I’m still mulling over my feelings about preferable futures and the anti-dystopia movement of recent times. I get it totally and fully agree in the value of stories of hope. Especially as many of them have moved from critical and protest movements around the world. But something still worries me about being willfully blind to how bad things could get. I don’t know. I’ve parked it for next week (if I’m able to blog next week). Alright, short things:
- J’adore ‘Text to Everything’ as described by this mega-thread. A+ mic-dropping.
- Scott Galloway’s very good, sober and balanced analysis of the state of AI, with some barbs at the crypto grifters.
- A piece in the American Affairs Journal about the current tech bubble and it’s fundamental uselessness when it inevitably collapses as well as the research context that got us to a place where the separation of academia and industry means that industry produces crap products (my words but see below) and academia produces crap papers.

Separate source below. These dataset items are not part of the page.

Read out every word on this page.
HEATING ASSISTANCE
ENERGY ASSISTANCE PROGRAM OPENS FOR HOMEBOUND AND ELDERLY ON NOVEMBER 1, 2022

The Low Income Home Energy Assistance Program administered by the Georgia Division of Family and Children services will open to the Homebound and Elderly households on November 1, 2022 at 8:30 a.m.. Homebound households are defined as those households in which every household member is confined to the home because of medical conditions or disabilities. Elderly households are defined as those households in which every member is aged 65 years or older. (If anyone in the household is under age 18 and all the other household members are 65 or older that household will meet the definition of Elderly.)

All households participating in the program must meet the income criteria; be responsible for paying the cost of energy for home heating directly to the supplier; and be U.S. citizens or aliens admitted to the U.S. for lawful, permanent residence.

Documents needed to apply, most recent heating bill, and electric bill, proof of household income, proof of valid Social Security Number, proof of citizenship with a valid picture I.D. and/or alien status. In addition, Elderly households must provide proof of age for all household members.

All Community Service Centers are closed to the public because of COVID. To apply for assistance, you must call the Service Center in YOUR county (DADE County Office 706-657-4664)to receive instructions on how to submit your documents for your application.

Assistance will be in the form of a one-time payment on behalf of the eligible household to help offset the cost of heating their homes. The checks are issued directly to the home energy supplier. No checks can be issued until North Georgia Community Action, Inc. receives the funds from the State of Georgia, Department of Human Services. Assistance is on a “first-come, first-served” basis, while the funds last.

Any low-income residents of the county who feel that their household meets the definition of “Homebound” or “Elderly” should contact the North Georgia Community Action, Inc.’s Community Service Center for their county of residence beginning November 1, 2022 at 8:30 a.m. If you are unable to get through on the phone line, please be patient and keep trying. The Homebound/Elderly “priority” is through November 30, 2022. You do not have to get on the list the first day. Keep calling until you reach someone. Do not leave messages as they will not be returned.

- In amongst the (ok somewhat justified) hype around ChatGPT, Facebook (what Meta actually is) released Galactica – a language model based search engine, which was a terrible idea. It only lasted three days, managing to conflate language with knowledge in another nail in the coffin of the death of social networks. You have to ask why apparently massive, experienced tech companies are releasing unfettered shit into the world oh yeah.
- Former colleague (and design hero, tbf) Ramia Mazé interviewed here on design for policy making.
- Goes a bit to Horning’s point of ‘AI generators just serve the purpose of showing how cool and connected you are but someone built a machine inside ChatGPT for no reason at all.
I’m not particularly happy with this post. There’s too many loose strands of ideas and open-ended provocation. But this is a blog not a journal so I’m under no obligation to be coherent or well-evidenced. I’m trying to figure out why I feel and think things about things. (Not, like, as a whole, specific things.)
I don’t know about you (you rarely write back) but there’s something on the wind isn’t there? Something about the flavour of social politics feels different. Not hopeful or exciting but not despairing either, as it has been for so long. Just different. I don’t know. Another thing to think about. Loveyoubye.